Selain itu, Pemprov DKI Jakarta berencana memperkuat peran petugas Penanganan Prasarana dan Sarana Umum (PPSU) dalam pengendalian ikan sapu-sapu. Petugas akan ditugaskan secara berkala untuk membersihkan perairan dari spesies tersebut guna menjaga kualitas lingkungan air.

“Khusus di Jakarta, kami akan mengoptimalkan PPSU untuk secara rutin membersihkan ikan sapu-sapu demi menjaga keseimbangan ekosistem,” ujarnya.

Sebelumnya, Sekretaris Komisi Fatwa MUI Miftahul Huda menyoroti metode pembasmian yang dilakukan dengan cara mengubur ikan dalam kondisi hidup. Ia menilai praktik tersebut bertentangan dengan dua prinsip penting, yakni nilai rahmatan lil ‘alamin dan kesejahteraan hewan.

Dalam pandangan syariah, kata Miftahul, membunuh hewan diperbolehkan sepanjang membawa kemaslahatan. Namun, cara yang digunakan tetap harus meminimalkan penderitaan hewan dan tidak dilakukan secara tidak manusiawi.

“Dari sisi etika kesejahteraan hewan, mengubur hidup-hidup itu tidak tepat karena tidak meminimalkan rasa sakit,” jelasnya.

Meski demikian, MUI menilai langkah Pemprov DKI Jakarta dalam mengendalikan populasi ikan sapu-sapu merupakan kebijakan yang positif. Hal itu dianggap penting untuk melindungi keseimbangan lingkungan dan keberlangsungan ekosistem perairan.

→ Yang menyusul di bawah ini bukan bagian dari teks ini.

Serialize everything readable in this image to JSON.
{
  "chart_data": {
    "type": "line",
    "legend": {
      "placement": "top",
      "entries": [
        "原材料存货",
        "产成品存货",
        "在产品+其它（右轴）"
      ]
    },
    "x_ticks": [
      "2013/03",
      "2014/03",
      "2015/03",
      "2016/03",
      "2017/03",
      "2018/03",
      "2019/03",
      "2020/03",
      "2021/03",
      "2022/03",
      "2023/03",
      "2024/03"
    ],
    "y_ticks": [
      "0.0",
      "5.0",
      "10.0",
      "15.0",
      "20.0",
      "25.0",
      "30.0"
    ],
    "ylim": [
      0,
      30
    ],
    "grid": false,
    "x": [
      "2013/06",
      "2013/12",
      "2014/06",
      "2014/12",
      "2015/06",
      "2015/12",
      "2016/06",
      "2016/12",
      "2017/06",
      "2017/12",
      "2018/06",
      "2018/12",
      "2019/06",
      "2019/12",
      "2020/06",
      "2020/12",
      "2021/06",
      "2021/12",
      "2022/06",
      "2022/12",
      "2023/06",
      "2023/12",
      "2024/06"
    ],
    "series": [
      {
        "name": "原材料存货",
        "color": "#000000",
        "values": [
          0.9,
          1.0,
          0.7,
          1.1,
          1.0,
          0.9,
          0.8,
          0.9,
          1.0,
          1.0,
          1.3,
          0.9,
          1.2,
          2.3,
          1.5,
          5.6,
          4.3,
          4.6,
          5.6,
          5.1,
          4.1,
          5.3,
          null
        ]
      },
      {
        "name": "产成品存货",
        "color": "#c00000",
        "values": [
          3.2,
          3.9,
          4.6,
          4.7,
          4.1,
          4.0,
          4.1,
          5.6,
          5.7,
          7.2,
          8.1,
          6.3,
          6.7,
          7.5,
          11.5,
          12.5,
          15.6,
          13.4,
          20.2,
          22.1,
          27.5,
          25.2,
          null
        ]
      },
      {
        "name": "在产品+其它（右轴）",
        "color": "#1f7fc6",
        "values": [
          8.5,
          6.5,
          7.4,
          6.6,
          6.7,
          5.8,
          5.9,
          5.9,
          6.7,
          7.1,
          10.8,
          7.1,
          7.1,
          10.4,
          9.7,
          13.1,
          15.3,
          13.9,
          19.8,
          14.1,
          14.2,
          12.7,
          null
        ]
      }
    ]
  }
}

Dengan adanya evaluasi metode pembasmian ini, Pemprov DKI Jakarta diharapkan dapat menemukan pendekatan yang lebih tepat—tidak hanya efektif menekan populasi ikan invasif, tetapi juga memenuhi standar etika dan nilai kemanusiaan.

google-preference

Rekomendasi Berita

Berita Terbaru Lainnya

Memuat berita terbaru.....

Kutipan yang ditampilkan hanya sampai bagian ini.